尽管已经看了很多次,可不管看多少次林清嘉还是忍不住惊叹。
而且伯娘做的衣服不是死板的随大众款式,她做的每件衣服都会加入自己的想法,看着平平无奇穿上身效果立马不一样。
就连平时干活灰扑扑的衣服,经她手这么一改,也变得好看起来。
赵大花只当做小孩子说天真话,没当回事,“现在可不兴私人买卖,抓到可是要去改造的。”
林清嘉故意装不懂,“可是为什么赶集的那些人可以。”
这把赵大花说住了。
上面限制了私人买卖,但是赶集却是合法的,谁又能保证没有人抓住这其中的漏洞呢。
“这年头谁会花钱买衣服。”赵大花笑她太天真。
这年头一件成衣的价格够买自己买布做好几件衣服了,也就城里人才舍得花钱去商场买衣服。

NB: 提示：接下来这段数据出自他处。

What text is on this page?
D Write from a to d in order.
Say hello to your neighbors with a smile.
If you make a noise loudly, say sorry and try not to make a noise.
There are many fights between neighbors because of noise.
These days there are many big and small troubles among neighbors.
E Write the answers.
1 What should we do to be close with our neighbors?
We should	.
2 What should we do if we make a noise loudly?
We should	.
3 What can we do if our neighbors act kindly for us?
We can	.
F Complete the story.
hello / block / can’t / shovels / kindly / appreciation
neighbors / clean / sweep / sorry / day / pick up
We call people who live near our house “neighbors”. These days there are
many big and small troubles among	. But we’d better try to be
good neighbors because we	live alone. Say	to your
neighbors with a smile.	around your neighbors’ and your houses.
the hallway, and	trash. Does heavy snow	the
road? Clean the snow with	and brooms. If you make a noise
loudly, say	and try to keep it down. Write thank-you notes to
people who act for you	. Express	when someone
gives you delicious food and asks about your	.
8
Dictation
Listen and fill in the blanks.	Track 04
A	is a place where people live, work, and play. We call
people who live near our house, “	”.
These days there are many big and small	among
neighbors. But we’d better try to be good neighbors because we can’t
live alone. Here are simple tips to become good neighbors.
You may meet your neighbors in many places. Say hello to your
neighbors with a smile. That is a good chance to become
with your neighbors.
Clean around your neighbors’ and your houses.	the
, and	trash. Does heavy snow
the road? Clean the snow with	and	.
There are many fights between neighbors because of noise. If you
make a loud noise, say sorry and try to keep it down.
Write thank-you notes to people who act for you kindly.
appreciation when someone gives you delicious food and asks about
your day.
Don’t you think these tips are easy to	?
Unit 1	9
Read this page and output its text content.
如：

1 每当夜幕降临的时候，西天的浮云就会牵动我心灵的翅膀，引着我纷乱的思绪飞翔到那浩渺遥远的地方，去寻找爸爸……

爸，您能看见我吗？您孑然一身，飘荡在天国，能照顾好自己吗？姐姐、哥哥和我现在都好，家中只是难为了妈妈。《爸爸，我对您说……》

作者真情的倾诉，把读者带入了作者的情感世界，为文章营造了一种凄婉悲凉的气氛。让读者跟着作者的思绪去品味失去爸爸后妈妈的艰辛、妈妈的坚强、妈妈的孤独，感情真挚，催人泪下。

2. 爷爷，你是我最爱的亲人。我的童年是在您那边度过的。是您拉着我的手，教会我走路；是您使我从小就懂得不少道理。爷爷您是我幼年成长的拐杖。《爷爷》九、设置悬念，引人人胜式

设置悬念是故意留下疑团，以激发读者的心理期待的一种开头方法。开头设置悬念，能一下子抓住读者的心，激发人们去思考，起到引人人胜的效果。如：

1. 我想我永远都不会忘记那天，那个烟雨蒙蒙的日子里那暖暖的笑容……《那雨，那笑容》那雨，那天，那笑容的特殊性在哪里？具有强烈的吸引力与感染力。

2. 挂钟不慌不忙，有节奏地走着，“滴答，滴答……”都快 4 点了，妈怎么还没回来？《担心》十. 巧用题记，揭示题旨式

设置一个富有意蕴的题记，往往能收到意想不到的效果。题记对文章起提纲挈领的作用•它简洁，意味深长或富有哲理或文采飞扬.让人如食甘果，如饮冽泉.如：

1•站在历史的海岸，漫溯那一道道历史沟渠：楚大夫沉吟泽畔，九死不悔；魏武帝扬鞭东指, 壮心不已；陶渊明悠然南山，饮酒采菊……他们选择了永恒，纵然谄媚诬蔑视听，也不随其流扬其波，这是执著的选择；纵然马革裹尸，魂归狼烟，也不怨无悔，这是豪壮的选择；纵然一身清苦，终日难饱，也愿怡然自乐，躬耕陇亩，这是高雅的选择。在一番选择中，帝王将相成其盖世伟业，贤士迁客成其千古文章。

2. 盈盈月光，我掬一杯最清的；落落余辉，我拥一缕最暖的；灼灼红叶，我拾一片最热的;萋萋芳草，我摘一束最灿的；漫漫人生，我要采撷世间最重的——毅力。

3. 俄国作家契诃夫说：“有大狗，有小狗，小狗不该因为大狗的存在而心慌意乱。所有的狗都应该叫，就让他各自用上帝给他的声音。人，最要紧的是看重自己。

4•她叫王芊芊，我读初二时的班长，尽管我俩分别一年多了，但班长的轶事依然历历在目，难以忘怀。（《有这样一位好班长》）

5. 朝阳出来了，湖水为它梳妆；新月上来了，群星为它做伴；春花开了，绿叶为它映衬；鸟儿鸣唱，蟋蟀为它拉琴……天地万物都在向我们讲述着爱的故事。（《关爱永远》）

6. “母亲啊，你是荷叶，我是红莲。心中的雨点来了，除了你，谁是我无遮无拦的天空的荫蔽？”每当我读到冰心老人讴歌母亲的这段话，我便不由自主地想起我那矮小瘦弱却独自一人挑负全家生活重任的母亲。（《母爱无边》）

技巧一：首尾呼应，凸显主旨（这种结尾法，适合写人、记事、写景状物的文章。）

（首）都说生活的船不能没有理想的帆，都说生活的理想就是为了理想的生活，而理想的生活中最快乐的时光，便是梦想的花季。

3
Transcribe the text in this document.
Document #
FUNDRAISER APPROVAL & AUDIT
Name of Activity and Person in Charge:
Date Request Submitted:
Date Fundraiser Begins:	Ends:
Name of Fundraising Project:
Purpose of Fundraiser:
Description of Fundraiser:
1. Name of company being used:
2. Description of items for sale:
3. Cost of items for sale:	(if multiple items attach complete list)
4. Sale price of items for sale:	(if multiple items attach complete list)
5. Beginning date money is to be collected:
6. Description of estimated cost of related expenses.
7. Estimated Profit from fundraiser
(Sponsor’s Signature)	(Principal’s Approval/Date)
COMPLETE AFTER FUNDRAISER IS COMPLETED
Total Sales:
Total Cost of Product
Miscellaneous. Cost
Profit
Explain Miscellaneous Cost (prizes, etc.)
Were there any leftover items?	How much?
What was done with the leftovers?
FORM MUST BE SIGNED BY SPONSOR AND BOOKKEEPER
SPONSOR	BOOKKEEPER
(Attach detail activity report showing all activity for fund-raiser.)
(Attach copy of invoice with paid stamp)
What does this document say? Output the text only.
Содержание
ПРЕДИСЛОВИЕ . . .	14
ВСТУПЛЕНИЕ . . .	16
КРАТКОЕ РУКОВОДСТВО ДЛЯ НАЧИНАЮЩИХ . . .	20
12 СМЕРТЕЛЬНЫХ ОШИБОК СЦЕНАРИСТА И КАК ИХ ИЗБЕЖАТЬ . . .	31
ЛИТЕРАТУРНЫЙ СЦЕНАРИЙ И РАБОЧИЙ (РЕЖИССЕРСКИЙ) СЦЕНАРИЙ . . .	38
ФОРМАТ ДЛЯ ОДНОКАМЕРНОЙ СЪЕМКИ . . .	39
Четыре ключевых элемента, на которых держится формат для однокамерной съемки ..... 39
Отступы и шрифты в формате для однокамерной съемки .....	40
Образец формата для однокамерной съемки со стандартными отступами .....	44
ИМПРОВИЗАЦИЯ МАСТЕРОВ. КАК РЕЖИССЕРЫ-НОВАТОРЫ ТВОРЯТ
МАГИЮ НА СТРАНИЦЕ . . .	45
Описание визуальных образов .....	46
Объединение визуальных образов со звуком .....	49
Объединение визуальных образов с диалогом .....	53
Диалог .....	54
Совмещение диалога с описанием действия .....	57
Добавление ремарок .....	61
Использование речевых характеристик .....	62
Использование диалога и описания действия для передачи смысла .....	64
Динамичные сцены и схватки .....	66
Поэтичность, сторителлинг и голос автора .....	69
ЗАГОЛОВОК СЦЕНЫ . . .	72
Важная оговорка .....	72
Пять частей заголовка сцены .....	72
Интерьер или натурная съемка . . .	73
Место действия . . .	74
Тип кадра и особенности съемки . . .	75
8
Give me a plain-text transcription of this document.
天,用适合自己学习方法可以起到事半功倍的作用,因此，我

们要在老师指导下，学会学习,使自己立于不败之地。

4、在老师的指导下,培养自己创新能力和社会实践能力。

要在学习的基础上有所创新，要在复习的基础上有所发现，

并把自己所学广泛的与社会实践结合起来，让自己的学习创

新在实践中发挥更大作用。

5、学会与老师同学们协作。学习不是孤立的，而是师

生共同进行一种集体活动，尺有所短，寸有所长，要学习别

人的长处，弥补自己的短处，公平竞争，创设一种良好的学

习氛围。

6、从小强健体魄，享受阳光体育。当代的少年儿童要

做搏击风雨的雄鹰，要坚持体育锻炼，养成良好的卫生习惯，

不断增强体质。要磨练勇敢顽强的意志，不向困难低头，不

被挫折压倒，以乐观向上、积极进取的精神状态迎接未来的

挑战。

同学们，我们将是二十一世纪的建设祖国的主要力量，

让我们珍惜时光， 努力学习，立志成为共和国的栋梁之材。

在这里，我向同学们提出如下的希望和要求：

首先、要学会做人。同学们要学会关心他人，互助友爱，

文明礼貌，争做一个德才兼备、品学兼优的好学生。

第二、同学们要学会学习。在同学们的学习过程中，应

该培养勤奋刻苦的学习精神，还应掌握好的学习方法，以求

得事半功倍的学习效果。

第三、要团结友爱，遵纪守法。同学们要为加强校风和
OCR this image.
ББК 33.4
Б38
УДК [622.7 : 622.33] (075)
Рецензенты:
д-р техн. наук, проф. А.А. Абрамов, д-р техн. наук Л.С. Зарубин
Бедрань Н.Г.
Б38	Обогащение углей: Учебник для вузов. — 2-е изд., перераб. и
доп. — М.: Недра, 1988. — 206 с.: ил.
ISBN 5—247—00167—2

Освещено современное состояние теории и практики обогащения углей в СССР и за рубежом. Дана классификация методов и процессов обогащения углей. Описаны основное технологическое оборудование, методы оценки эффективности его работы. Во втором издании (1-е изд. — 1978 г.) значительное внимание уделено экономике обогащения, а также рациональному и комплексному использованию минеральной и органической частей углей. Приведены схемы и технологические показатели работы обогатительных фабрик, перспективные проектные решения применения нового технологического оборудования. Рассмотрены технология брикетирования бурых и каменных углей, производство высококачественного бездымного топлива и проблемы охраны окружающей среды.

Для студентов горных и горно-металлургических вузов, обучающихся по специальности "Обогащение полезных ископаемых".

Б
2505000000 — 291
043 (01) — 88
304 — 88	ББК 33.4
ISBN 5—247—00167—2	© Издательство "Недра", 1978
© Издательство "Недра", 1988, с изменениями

农村人要真想买成衣,也是自己花钱买布料找裁缝做衣服,那些裁缝家里都是有缝纫机的。
林清嘉当然想到了这点,可是不卖衣服还可以卖其他小玩意儿啊。
“可以卖发圈啊,他们卖的头绳都没有伯娘做的好看。”
林清嘉指着脑袋上的发圈,是她之前臭美,央着伯娘按照她说的样式做的,跟上辈子流行的发圈别无一二。
这样一个发圈也用不了多少布料,家里的碎布就能做,还可以自己拿毛线钩。
林清嘉的空间里就有各种款式的发圈,有贵的也有便宜的,贵的几十上百的都有,便宜的也要十几块一个。
赵大花有些意动了,手上的动作逐渐变慢,她在供销社看过头绳,一根普通的头绳就要几分钱。
她做的发圈就是做衣服剩的碎布,材料也不贵,前阵子去赶集她也没看到供销社有卖这种发圈的,无论是样式还是款式都是新的。
赵大花对自己的手艺有信心,当初小霜戴了她做的发圈去学校,回来就说班上好多女孩子羡慕她也想要。
村里一些家里条件不错,宠闺女的还专门来问她怎么做的,说孩子回家闹着也要。
“嘶。”
一不留神,针扎到手了,赵大花赶紧回神,习惯性的把扎破的指头放嘴里吸了一口。
林清嘉看到伯母的表现,知道她已经往心里去了,也不再多说,至于后面要不要干就看她跟大伯商量了。